New to the Philadelphia suburb of Dresher, Wyatt has found himself with a high mortgage and lots of bills to pay. And recently, Wyatt took in a mother and her three children who lost their home when it burned down in a fire this summer--four extra mouths to feed. Wyatt comes to Seeds of Hope every Tuesday, and has for the past two years, to get groceries to make meals for his family, neighbors, and friends. "Cooking brings you happiness when you know that everyone enjoys what you’re cooking."
Hackler says she isn't used to relying on others but that she gets inspired by people she meets at Seeds of Hope, especially those who only take what they need. "People here are all in the same boat as me, but they don't take everything, they leave some for others. It's uplifting to see," she said. "Being here gives me hope that I can get through the week."
"The money I've gotten from unemployment is not enough for the three of us. But that's not the most important thing in my life," she said. "The most important thing is God. Without God you don't have anything."

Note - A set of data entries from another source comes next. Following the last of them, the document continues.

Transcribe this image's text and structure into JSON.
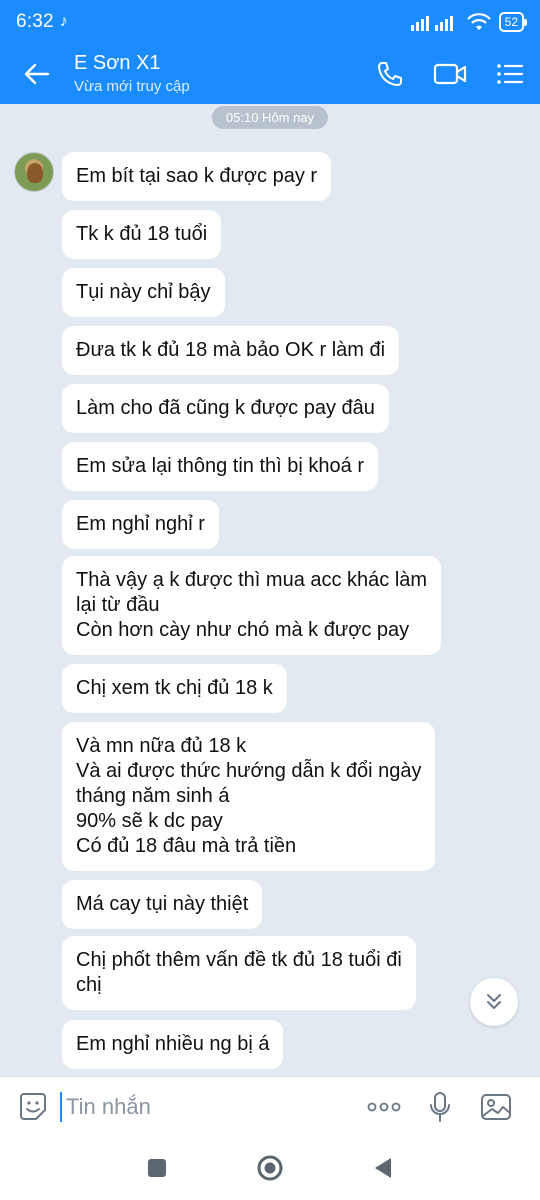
{
  "status": {
    "time": "6:32",
    "battery": "52",
    "colors": {
      "bar": "#1a8cff"
    }
  },
  "header": {
    "name": "E Sơn X1",
    "presence": "Vừa mới truy cập"
  },
  "chat": {
    "date_label": "05:10 Hôm nay",
    "messages": [
      "Em bít tại sao k được pay r",
      "Tk k đủ 18 tuổi",
      "Tụi này chỉ bậy",
      "Đưa tk k đủ 18 mà bảo OK r làm đi",
      "Làm cho đã cũng k được pay đâu",
      "Em sửa lại thông tin thì bị khoá r",
      "Em nghỉ nghỉ r",
      "Thà vậy ạ k được thì mua acc khác làm\nlại từ đầu\nCòn hơn cày như chó mà k được pay",
      "Chị xem tk chị đủ 18 k",
      "Và mn nữa đủ 18 k\nVà ai được thức hướng dẫn k đổi ngày\ntháng năm sinh á\n90% sẽ k dc pay\nCó đủ 18 đâu mà trả tiền",
      "Má cay tụi này thiệt",
      "Chị phốt thêm vấn đề tk đủ 18 tuổi đi\nchị",
      "Em nghỉ nhiều ng bị á"
    ]
  },
  "input": {
    "placeholder": "Tin nhắn"
  },
  "icons": {
    "back": "back-arrow-icon",
    "call": "phone-icon",
    "video": "video-call-icon",
    "menu": "menu-icon",
    "sticker": "sticker-icon",
    "more": "more-options-icon",
    "voice": "microphone-icon",
    "image": "image-icon",
    "scroll": "chevron-double-down-icon"
  }
}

Friend's faith brings her closer to her daughter Emily, which gives her the strength to keep looking for work, she said. "She's my little rock. She's always been there for me."
"Our savings was set aside for two and now we got two more," said Snead, who regularly comes to Seeds of Hope food pantry. "Every year [our grandsons] grow out of clothes, and the cost to feed them is very expensive."
Despite the couple’s financial challenges, caring for their grandsons has brought them a sense of purpose and fulfillment in retirement. "They keep us active," said Snead, pictured here with grandson LeBron. "And they’ve also taught us good behavior by telling us to wear our seat belts."